I’m home for a few days in between the end of summer classes and the start of the next thing I’ll be doing in DC, so I link with my friend. Yes, we’ll call him my friend and not just a guy because I think he’s earned that. Let’s be clear- this is not a “men are trash” or “my feelings are hurt” post in the slightest. Not at all lol. He’s a great guy and I appreciate his “friendship”. Anyway he makes plans and I follow them. ATM. And, from the time I walk through his front door and get that ‘adults are watching so lets just side-hug’ embrace, the crush resurfaces and I feel like I’m 15 again. But remember I’m not here telling you about the friend I’ve been with since I was 15, so obviously that didn’t end well. If we’re saying it ended. Let’s not get all technical. It is what it is.
I was as young as 15 when I began to sabotage.
Fast forward though because that’s not the point here. Fast forward through this evening. Fast forward to the question.
I’ve been wondering how he’d answer this question all night (and a majority of the time we’ve known each other, if I’m being honest). I’m building up the courage to ask though because I know it could go left, and I’m scary sometimes. I wait until we get on the highway back towards home, almost to the exit, when I decide it’s the ideal time to get this over with. (Ladies, if you want to ask a man a question but you’re scary like I am, catch him while he’s driving). Anyway. I am ready. So I look at him. “[His name],” I say.

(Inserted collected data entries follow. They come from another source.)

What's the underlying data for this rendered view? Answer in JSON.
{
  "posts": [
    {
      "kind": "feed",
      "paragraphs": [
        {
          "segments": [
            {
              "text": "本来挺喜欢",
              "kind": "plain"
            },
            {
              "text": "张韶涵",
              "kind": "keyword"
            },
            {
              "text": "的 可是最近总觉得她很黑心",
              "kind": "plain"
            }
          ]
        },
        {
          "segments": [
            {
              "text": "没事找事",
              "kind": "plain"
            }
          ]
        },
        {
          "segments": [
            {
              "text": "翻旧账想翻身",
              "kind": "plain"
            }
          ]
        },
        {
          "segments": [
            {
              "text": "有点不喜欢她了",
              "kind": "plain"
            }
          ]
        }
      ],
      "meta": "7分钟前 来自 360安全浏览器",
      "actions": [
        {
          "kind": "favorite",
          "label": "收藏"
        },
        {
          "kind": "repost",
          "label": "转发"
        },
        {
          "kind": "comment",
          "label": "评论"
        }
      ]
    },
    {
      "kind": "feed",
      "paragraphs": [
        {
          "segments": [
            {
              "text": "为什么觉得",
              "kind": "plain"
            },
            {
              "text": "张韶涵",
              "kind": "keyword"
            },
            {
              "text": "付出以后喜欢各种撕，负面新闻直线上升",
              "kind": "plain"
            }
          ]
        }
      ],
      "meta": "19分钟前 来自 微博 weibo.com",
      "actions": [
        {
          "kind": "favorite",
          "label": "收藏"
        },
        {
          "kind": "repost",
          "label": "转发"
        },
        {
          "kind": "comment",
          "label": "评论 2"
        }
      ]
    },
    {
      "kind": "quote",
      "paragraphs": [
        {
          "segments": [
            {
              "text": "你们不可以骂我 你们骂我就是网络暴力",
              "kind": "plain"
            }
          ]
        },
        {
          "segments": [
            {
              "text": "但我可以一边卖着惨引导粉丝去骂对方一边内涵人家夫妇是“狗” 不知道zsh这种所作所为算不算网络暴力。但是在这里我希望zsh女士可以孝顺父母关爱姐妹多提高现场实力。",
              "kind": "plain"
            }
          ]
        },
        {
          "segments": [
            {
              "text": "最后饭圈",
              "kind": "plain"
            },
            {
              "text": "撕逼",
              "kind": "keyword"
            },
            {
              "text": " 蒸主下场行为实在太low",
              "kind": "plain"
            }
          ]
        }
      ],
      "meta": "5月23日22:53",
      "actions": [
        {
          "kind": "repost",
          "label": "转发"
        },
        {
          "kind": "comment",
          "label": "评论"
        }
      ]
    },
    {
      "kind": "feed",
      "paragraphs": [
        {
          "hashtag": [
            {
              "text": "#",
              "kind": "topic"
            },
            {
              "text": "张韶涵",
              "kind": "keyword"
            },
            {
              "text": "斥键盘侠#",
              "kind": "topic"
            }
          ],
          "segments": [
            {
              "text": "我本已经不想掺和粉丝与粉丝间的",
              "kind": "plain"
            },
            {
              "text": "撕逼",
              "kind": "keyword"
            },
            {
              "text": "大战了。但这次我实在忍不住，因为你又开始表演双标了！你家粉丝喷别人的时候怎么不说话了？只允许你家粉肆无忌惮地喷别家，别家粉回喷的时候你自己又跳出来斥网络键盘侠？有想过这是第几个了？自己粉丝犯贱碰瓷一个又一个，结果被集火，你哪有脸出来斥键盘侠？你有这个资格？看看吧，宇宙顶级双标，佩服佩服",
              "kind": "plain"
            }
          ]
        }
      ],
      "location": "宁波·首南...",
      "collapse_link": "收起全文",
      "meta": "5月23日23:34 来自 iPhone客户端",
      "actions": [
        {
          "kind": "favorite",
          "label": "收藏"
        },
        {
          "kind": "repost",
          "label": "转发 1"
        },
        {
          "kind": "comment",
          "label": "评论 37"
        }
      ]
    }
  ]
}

I’ve been wearing it out all night so I’m sure hearing it in this moment wasn’t at all alarming to him. “Have you ever actually like really disliked me?”
LOL. Although I assumed that to be true I still think it’s funny how he answered so nonchalantly. He didn’t actually stop there though so it was cool. Details of the conversation that ensued are ours collectively, and I’m only here to share my story so I’ll leave it at that. But I will say it gave validation to something I’ve been noticing as I reflect: I have a tendency to sabotage things for myself.
Sometimes I look back on things I’ve done and tendencies I have and I’m just like, sis- do you want to be happy? You just love to overcomplicate things, don’t you? Truth is I’m an over thinker. I’m a worrier. And I can be very protective of my feelings, sometimes unnecessarily. It’s like waking up skeptically before your alarm when the amount of sleep you’re getting seems too good to be true. That’s me in just about everything in life. Always so skeptical. Always missing out on the sleep I could get if I’d just wait on the actual alarm.
Now I definitely know, in this case, how and why I’ve sabotaged. I know the root of my hesitation. I know my fears. Again, that’s not the point here.
I need to stop making things harder than they need to be. I have a lot of growing to do.
The first step is admitting you have a problem.